The present study sought to determine the prevalence of polypharmacy and its predictors in patients with cardiovascular disorders. A significant proportion of cardiovascular patients were found to be on polypharmacy prescriptions according to this study. Polypharmacy specific to cardiovascular medications was also considerably high. Various factors such as elderly age, increasing morbidity, and abnormal body weight have been associated to increase the occurrence of polypharmacy in cardiovascular patients.

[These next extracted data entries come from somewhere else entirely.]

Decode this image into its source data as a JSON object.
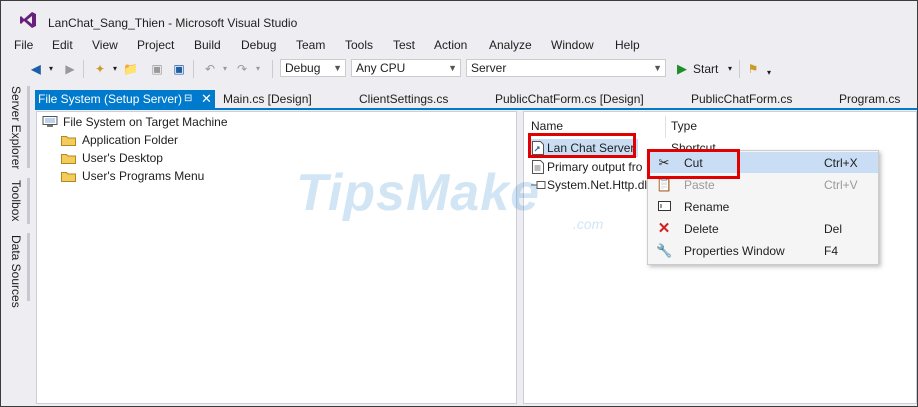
{
  "window": {
    "title": "LanChat_Sang_Thien - Microsoft Visual Studio"
  },
  "menu": [
    "File",
    "Edit",
    "View",
    "Project",
    "Build",
    "Debug",
    "Team",
    "Tools",
    "Test",
    "Action",
    "Analyze",
    "Window",
    "Help"
  ],
  "toolbar": {
    "config": "Debug",
    "platform": "Any CPU",
    "project": "Server",
    "start_label": "Start"
  },
  "left_rail": [
    "Server Explorer",
    "Toolbox",
    "Data Sources"
  ],
  "tabs": {
    "active": "File System (Setup Server)",
    "others": [
      "Main.cs [Design]",
      "ClientSettings.cs",
      "PublicChatForm.cs [Design]",
      "PublicChatForm.cs",
      "Program.cs"
    ]
  },
  "tree": {
    "root": "File System on Target Machine",
    "folders": [
      "Application Folder",
      "User's Desktop",
      "User's Programs Menu"
    ]
  },
  "list": {
    "col_name": "Name",
    "col_type": "Type",
    "items": [
      {
        "name": "Lan Chat Server",
        "type": "Shortcut"
      },
      {
        "name": "Primary output fro",
        "type": ""
      },
      {
        "name": "System.Net.Http.dll",
        "type": ""
      }
    ]
  },
  "context_menu": [
    {
      "label": "Cut",
      "shortcut": "Ctrl+X",
      "icon": "scissors-icon",
      "enabled": true
    },
    {
      "label": "Paste",
      "shortcut": "Ctrl+V",
      "icon": "paste-icon",
      "enabled": false
    },
    {
      "label": "Rename",
      "shortcut": "",
      "icon": "rename-icon",
      "enabled": true
    },
    {
      "label": "Delete",
      "shortcut": "Del",
      "icon": "delete-icon",
      "enabled": true
    },
    {
      "label": "Properties Window",
      "shortcut": "F4",
      "icon": "wrench-icon",
      "enabled": true
    }
  ],
  "colors": {
    "accent": "#007acc",
    "highlight": "#e00000",
    "menu_hover": "#c9def5"
  }
}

The body mass index in this study was abnormal in nearly half of cardiovascular patients according to the WHO classification [27]. One from four patients was overweighed and nearly one from ten cardiovascular patients was either obese or underweight. This is quite lower than the study conducted in 68 participants at Gondar town, the prevalence of overweight and obesity were 32.4% and 16.2%, respectively. The difference might be due to the small sample size used in the former study. Despite the difference, a significant increment of BMI observed from the last two decades back in which obesity was found to be 0.9% in men and 6% in women [29]. This implies overweight and obesity is also increasing in Ethiopia which needs considerable public attention as it is one of the risk factors for cardiovascular events and complications [30]. The mean Charlson comorbidity index score of cardiovascular patients (2.09±1.39) in this study is quite lower than the CCI score of a prior study conducted to assess the medication-related quality of in the elderly polypharmacy patients (2.5±1.3). But the CCI score of the polypharmacy subgroups (3.39±1.853) is higher in the current study [31]. This might be due to the later study conducted in general elderly patients while the current study of polypharmacy of cardiovascular patients who are prone and associated with multimorbidity.

The majority of patients’ primary cardiovascular diagnosis was Hypertension followed by Valvular heart disease. This finding was consistent with the previous study conducted in the same setting [32]. Type 2 diabetes mellitus and dyslipidemia were the frequent encountered compelling indications along with other CVDs. Since a relatively high prevalence of cardiovascular risk factors like dyslipidemia is common in this special population [32, 33]. Diuretics, angiotensin convertase enzymes, and calcium channel blockers were the most prescribed pharmacological class of cardiovascular drugs in the outpatient clinic. It is in agreement with the previous study conducted in the same setting [34].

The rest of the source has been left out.